Note that even if a certificate is listed in this file, this does not mean that the certificate is trusted; in general the certificates listed in this file need to be listed also in trustlist.txt. This is a global file an installed in the sysconf directory (e.g. /usr/local/etc/gnupg/qualified.txt).

Every time gpgsm uses a certificate for signing or verification this file will be consulted to check whether the certificate under question has ultimately been issued by one of these CAs. If this is the case the user will be informed that the verified signature represents a legally binding (“qualified”) signature. When creating a signature using such a certificate an extra prompt will be issued to let the user confirm that such a legally binding signature shall really be created.

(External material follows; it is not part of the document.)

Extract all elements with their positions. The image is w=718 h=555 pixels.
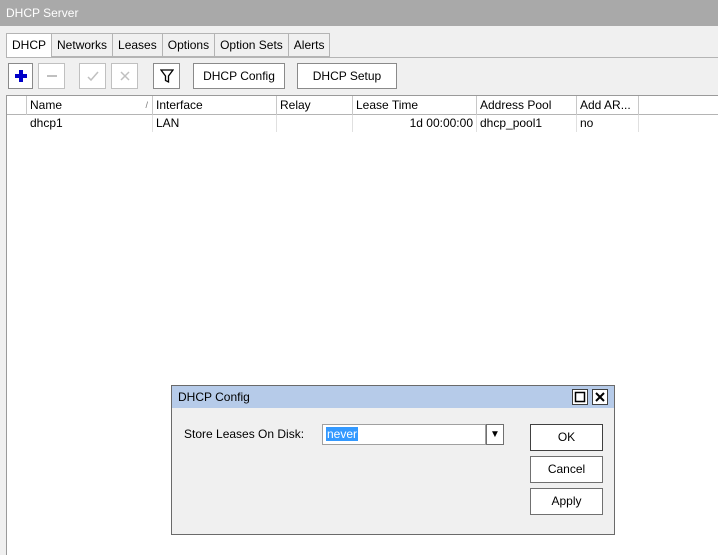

Because this software has not yet been approved for use with such certificates, appropriate notices will be shown to indicate this fact.


This is plain text file with a few help entries used with pinentry as well as a large list of help items for gpg and gpgsm. The standard file has English help texts; to install localized versions use filenames like help.LL.txt with LL denoting the locale. GnuPG comes with a set of predefined help files in the data directory (e.g. /usr/local/share/gnupg/gnupg/ and allows overriding of any help item by help files stored in the system configuration directory (e.g. /usr/local/etc/gnupg/ For a reference of the help file’s syntax, please see the installed help.txt file.


This file is a collection of common certificates used to populated a newly created pubring.kbx. An administrator may replace this file with a custom one. The format is a concatenation of PEM encoded X.509 certificates. This global file is installed in the data directory (e.g. /usr/local/share/gnupg/com-certs.pem).

Note that on larger installations, it is useful to put predefined files into the directory /etc/skel/.gnupg/ so that newly created users start up with a working configuration. For existing users a small helper script is provided to create these files (see addgnupghome).

For internal purposes gpgsm creates and maintains a few other files; they all live in the current home directory (see option --homedir). Only gpgsm may modify these files.


This a database file storing the certificates as well as meta information. For debugging purposes the tool kbxutil may be used to show the internal structure of this file. You should backup this file.


This content of this file is used to maintain the internal state of the random number generator across invocations. The same file is used by other programs of this software too.


If this file exists gpgsm will first try to connect to this socket for accessing gpg-agent before starting a new gpg-agent instance. Under Windows this socket (which in reality be a plain file describing a regular TCP listening port) is the standard way of connecting the gpg-agent.